NSF - Boosting Research Ideas for Transformative and Equitable Advances in Engineering (BRITE) solicitation 21-568
Posted June 2, 2021
Disciplines: All
BRITE is designed to enable and create opportunities for experienced researchers (tenured or equivalent) to forge new directions or to enter new fields by capitalizing or branching out of their established knowledge domains or to revitalize research after a hiatus or to explore ambitious, bold, and expansive research ideas that cover wide intellectual spaces. There are four distinct funding tracks: Synergy, Pivot, Relaunch, and Fellow. Each track provides dedicated time and resources to the PI.
The guiding rationale of the CMMI BRITE solicitation is that leveraging prior science and engineering outcomes, harnessing talent from the broad scientific research community, enabling time for reflection and deliberation, including learning new skills and scientific immersion in new areas, are valuable and essential paths leading to scientific and technological innovation.

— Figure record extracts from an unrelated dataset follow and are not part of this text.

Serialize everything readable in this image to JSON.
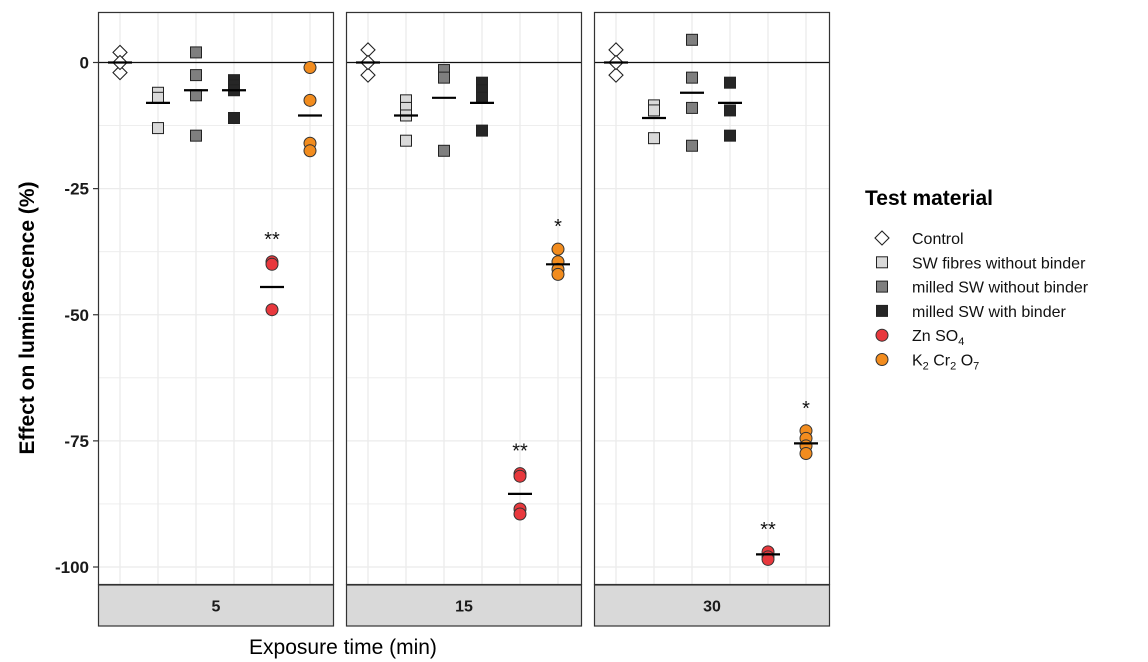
{
  "chart_data": {
    "type": "scatter",
    "xlabel": "Exposure time (min)",
    "ylabel": "Effect on luminescence (%)",
    "ylim": [
      -105,
      12
    ],
    "yticks": [
      0,
      -25,
      -50,
      -75,
      -100
    ],
    "ytick_labels": [
      "0",
      "-25",
      "-50",
      "-75",
      "-100"
    ],
    "reference_line_y": 0,
    "grid": true,
    "legend": {
      "title": "Test material",
      "position": "right",
      "items": [
        {
          "key": "control",
          "label": "Control",
          "sub": [],
          "shape": "diamond",
          "fill": "#ffffff"
        },
        {
          "key": "sw_fibres",
          "label": "SW fibres without binder",
          "sub": [],
          "shape": "square",
          "fill": "#d9d9d9"
        },
        {
          "key": "milled_no_binder",
          "label": "milled SW without binder",
          "sub": [],
          "shape": "square",
          "fill": "#7f7f7f"
        },
        {
          "key": "milled_binder",
          "label": "milled SW with binder",
          "sub": [],
          "shape": "square",
          "fill": "#262626"
        },
        {
          "key": "znso4",
          "label": "",
          "sub": [
            [
              "Zn SO",
              "4"
            ]
          ],
          "shape": "circle",
          "fill": "#e8383d"
        },
        {
          "key": "k2cr2o7",
          "label": "",
          "sub": [
            [
              "K",
              "2"
            ],
            [
              " Cr",
              "2"
            ],
            [
              " O",
              "7"
            ]
          ],
          "shape": "circle",
          "fill": "#f28c1e"
        }
      ]
    },
    "panels": [
      {
        "label": "5",
        "groups": [
          {
            "key": "control",
            "points": [
              2,
              -2,
              0
            ],
            "mean": 0,
            "sig": ""
          },
          {
            "key": "sw_fibres",
            "points": [
              -6,
              -7,
              -13
            ],
            "mean": -8,
            "sig": ""
          },
          {
            "key": "milled_no_binder",
            "points": [
              2,
              -2.5,
              -6.5,
              -14.5
            ],
            "mean": -5.5,
            "sig": ""
          },
          {
            "key": "milled_binder",
            "points": [
              -3.5,
              -4.5,
              -5.5,
              -11
            ],
            "mean": -5.5,
            "sig": ""
          },
          {
            "key": "znso4",
            "points": [
              -39.5,
              -40,
              -49
            ],
            "mean": -44.5,
            "sig": "**"
          },
          {
            "key": "k2cr2o7",
            "points": [
              -1,
              -7.5,
              -16,
              -17.5
            ],
            "mean": -10.5,
            "sig": ""
          }
        ]
      },
      {
        "label": "15",
        "groups": [
          {
            "key": "control",
            "points": [
              2.5,
              -2.5,
              0
            ],
            "mean": 0,
            "sig": ""
          },
          {
            "key": "sw_fibres",
            "points": [
              -7.5,
              -9,
              -10.5,
              -15.5
            ],
            "mean": -10.5,
            "sig": ""
          },
          {
            "key": "milled_no_binder",
            "points": [
              -1.5,
              -3,
              -17.5
            ],
            "mean": -7,
            "sig": ""
          },
          {
            "key": "milled_binder",
            "points": [
              -4,
              -5.5,
              -7,
              -13.5
            ],
            "mean": -8,
            "sig": ""
          },
          {
            "key": "znso4",
            "points": [
              -81.5,
              -82,
              -88.5,
              -89.5
            ],
            "mean": -85.5,
            "sig": "**"
          },
          {
            "key": "k2cr2o7",
            "points": [
              -37,
              -39.5,
              -41,
              -42
            ],
            "mean": -40,
            "sig": "*"
          }
        ]
      },
      {
        "label": "30",
        "groups": [
          {
            "key": "control",
            "points": [
              2.5,
              -2.5,
              0
            ],
            "mean": 0,
            "sig": ""
          },
          {
            "key": "sw_fibres",
            "points": [
              -8.5,
              -9.5,
              -15
            ],
            "mean": -11,
            "sig": ""
          },
          {
            "key": "milled_no_binder",
            "points": [
              4.5,
              -3,
              -9,
              -16.5
            ],
            "mean": -6,
            "sig": ""
          },
          {
            "key": "milled_binder",
            "points": [
              -4,
              -9.5,
              -14.5
            ],
            "mean": -8,
            "sig": ""
          },
          {
            "key": "znso4",
            "points": [
              -97,
              -98,
              -98.5
            ],
            "mean": -97.5,
            "sig": "**"
          },
          {
            "key": "k2cr2o7",
            "points": [
              -73,
              -74.5,
              -76,
              -77.5
            ],
            "mean": -75.5,
            "sig": "*"
          }
        ]
      }
    ]
  }
}
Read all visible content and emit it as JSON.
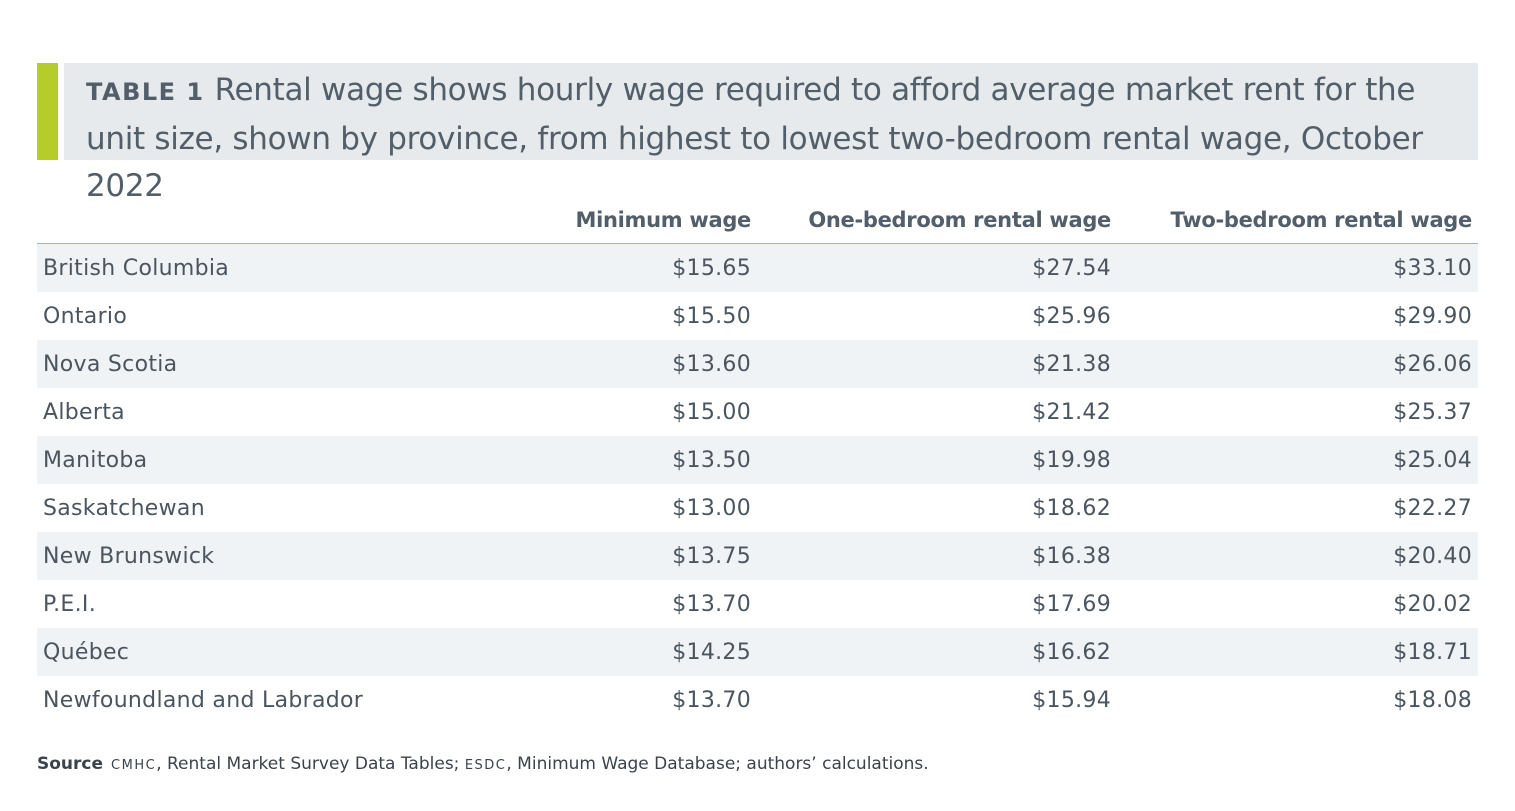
{
  "title": {
    "label": "TABLE 1",
    "text": "Rental wage shows hourly wage required to afford average market rent for the unit size, shown by province, from highest to lowest two-bedroom rental wage, October 2022"
  },
  "table": {
    "headers": [
      "",
      "Minimum wage",
      "One-bedroom rental wage",
      "Two-bedroom rental wage"
    ],
    "rows": [
      [
        "British Columbia",
        "$15.65",
        "$27.54",
        "$33.10"
      ],
      [
        "Ontario",
        "$15.50",
        "$25.96",
        "$29.90"
      ],
      [
        "Nova Scotia",
        "$13.60",
        "$21.38",
        "$26.06"
      ],
      [
        "Alberta",
        "$15.00",
        "$21.42",
        "$25.37"
      ],
      [
        "Manitoba",
        "$13.50",
        "$19.98",
        "$25.04"
      ],
      [
        "Saskatchewan",
        "$13.00",
        "$18.62",
        "$22.27"
      ],
      [
        "New Brunswick",
        "$13.75",
        "$16.38",
        "$20.40"
      ],
      [
        "P.E.I.",
        "$13.70",
        "$17.69",
        "$20.02"
      ],
      [
        "Québec",
        "$14.25",
        "$16.62",
        "$18.71"
      ],
      [
        "Newfoundland and Labrador",
        "$13.70",
        "$15.94",
        "$18.08"
      ]
    ]
  },
  "source": {
    "label": "Source",
    "org1": "CMHC",
    "text1": ", Rental Market Survey Data Tables; ",
    "org2": "ESDC",
    "text2": ", Minimum Wage Database; authors’ calculations."
  },
  "colors": {
    "accent": "#b5cd2a",
    "title_bg": "#e6eaed",
    "header_rule": "#7dbfd6",
    "stripe": "#f0f3f5"
  }
}
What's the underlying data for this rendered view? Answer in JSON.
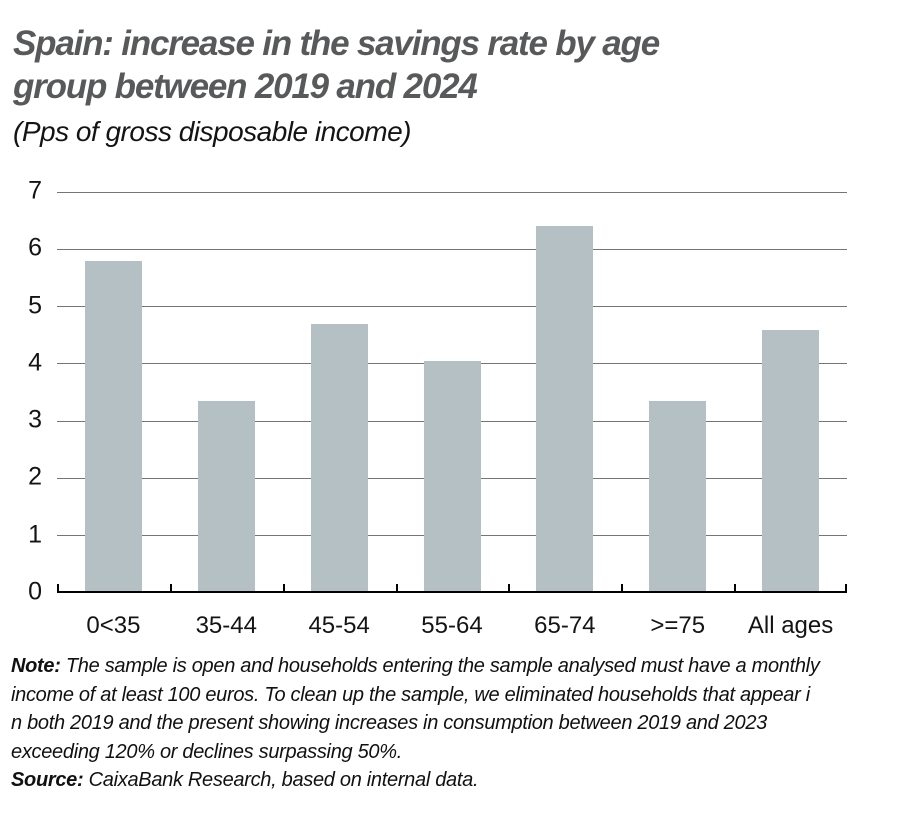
{
  "header": {
    "title_line1": "Spain: increase in the savings rate by age",
    "title_line2": "group between 2019 and 2024",
    "subtitle": "(Pps of gross disposable income)"
  },
  "chart_data": {
    "type": "bar",
    "title": "Spain: increase in the savings rate by age group between 2019 and 2024",
    "subtitle": "(Pps of gross disposable income)",
    "categories": [
      "0<35",
      "35-44",
      "45-54",
      "55-64",
      "65-74",
      ">=75",
      "All ages"
    ],
    "values": [
      5.8,
      3.35,
      4.7,
      4.05,
      6.4,
      3.35,
      4.6
    ],
    "xlabel": "",
    "ylabel": "",
    "ylim": [
      0,
      7
    ],
    "yticks": [
      0,
      1,
      2,
      3,
      4,
      5,
      6,
      7
    ],
    "grid": true,
    "legend": "none",
    "bar_color": "#b4c0c4",
    "grid_color": "#757575",
    "axis_color": "#000000",
    "title_color": "#58595b"
  },
  "footer": {
    "note_label": "Note:",
    "note_lines": [
      "The sample is open and households entering the sample analysed must have a monthly",
      "income of at least 100 euros. To clean up the sample, we eliminated households that appear i",
      "n both 2019 and the present showing increases in consumption between 2019 and 2023",
      "exceeding 120% or declines surpassing 50%."
    ],
    "source_label": "Source:",
    "source_text": "CaixaBank Research, based on internal data."
  }
}
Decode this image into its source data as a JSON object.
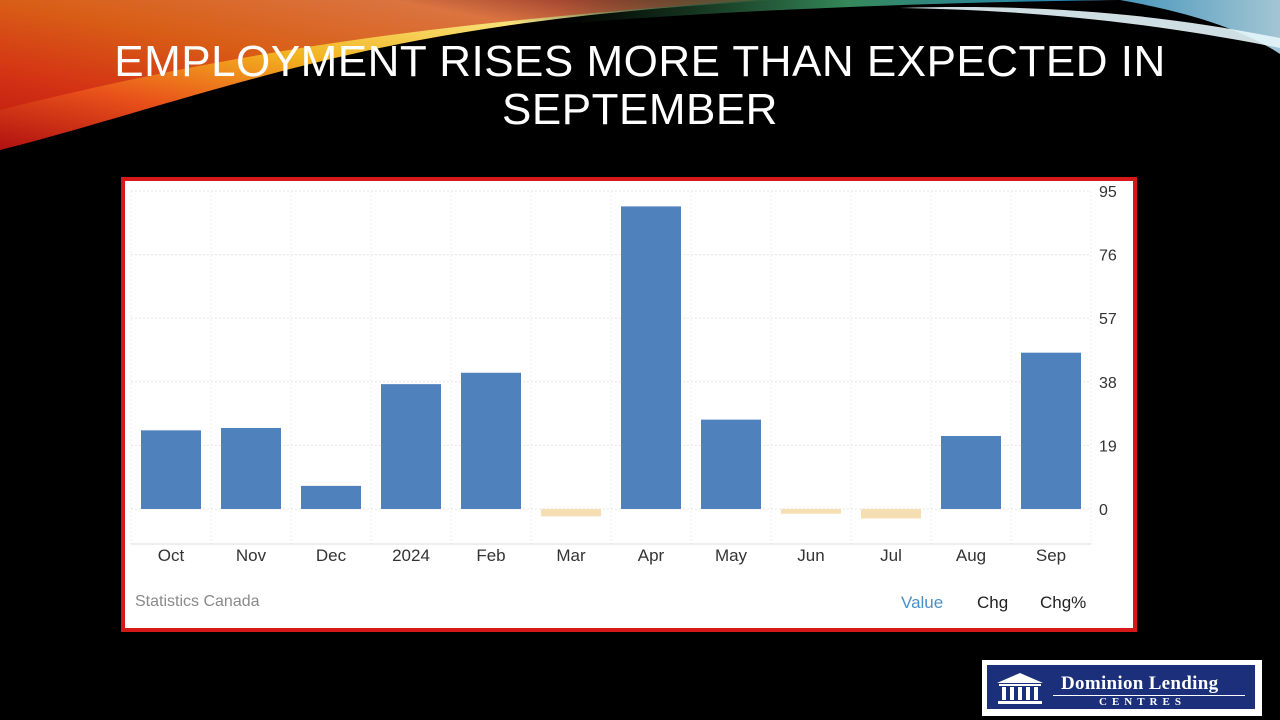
{
  "slide": {
    "title_line1": "EMPLOYMENT RISES MORE THAN EXPECTED IN",
    "title_line2": "SEPTEMBER"
  },
  "chart_data": {
    "type": "bar",
    "categories": [
      "Oct",
      "Nov",
      "Dec",
      "2024",
      "Feb",
      "Mar",
      "Apr",
      "May",
      "Jun",
      "Jul",
      "Aug",
      "Sep"
    ],
    "values": [
      23.5,
      24.2,
      6.9,
      37.3,
      40.7,
      -2.2,
      90.4,
      26.7,
      -1.4,
      -2.8,
      21.8,
      46.7
    ],
    "ylim": [
      -10,
      95
    ],
    "yticks": [
      0,
      19,
      38,
      57,
      76,
      95
    ],
    "y_axis_position": "right",
    "grid": true,
    "colors": {
      "positive": "#4f81bd",
      "negative": "#f5deb3"
    },
    "title": "",
    "xlabel": "",
    "ylabel": ""
  },
  "footer": {
    "source": "Statistics Canada",
    "toggles": [
      {
        "label": "Value",
        "active": true
      },
      {
        "label": "Chg",
        "active": false
      },
      {
        "label": "Chg%",
        "active": false
      }
    ]
  },
  "logo": {
    "line1": "Dominion Lending",
    "line2": "CENTRES"
  }
}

BRITE focuses on a career stage when constraints on time (increased service and teaching and other constraints) can diminish research productivity and when institutional resources are typically lower. We also know that the attrition and retention of women and underrepresented minorities occurs largely at this stage. BRITE seeks to promote innovation and discoveries by leveraging the experienced researcher cohort (who possess deep technical knowledge) and a diverse talent pool (by being broadly inclusive) at a career stage where they can take risks. BRITE seeks to invest in the STEM workforce so they are best equipped to keep up with the fast acceleration of research methods, analytical tools, and big data. BRITE seeks to enable researchers to tackle complex problems where one needs to cross disciplinary boundaries to develop a common language, and provides time and resources when one has research freedom.
BRITE seeks to broaden participation by focusing on a career stage where the ‘leaky pipeline’ can be supported to counter the lack of representation in research and leadership at the highest ranks in the academe.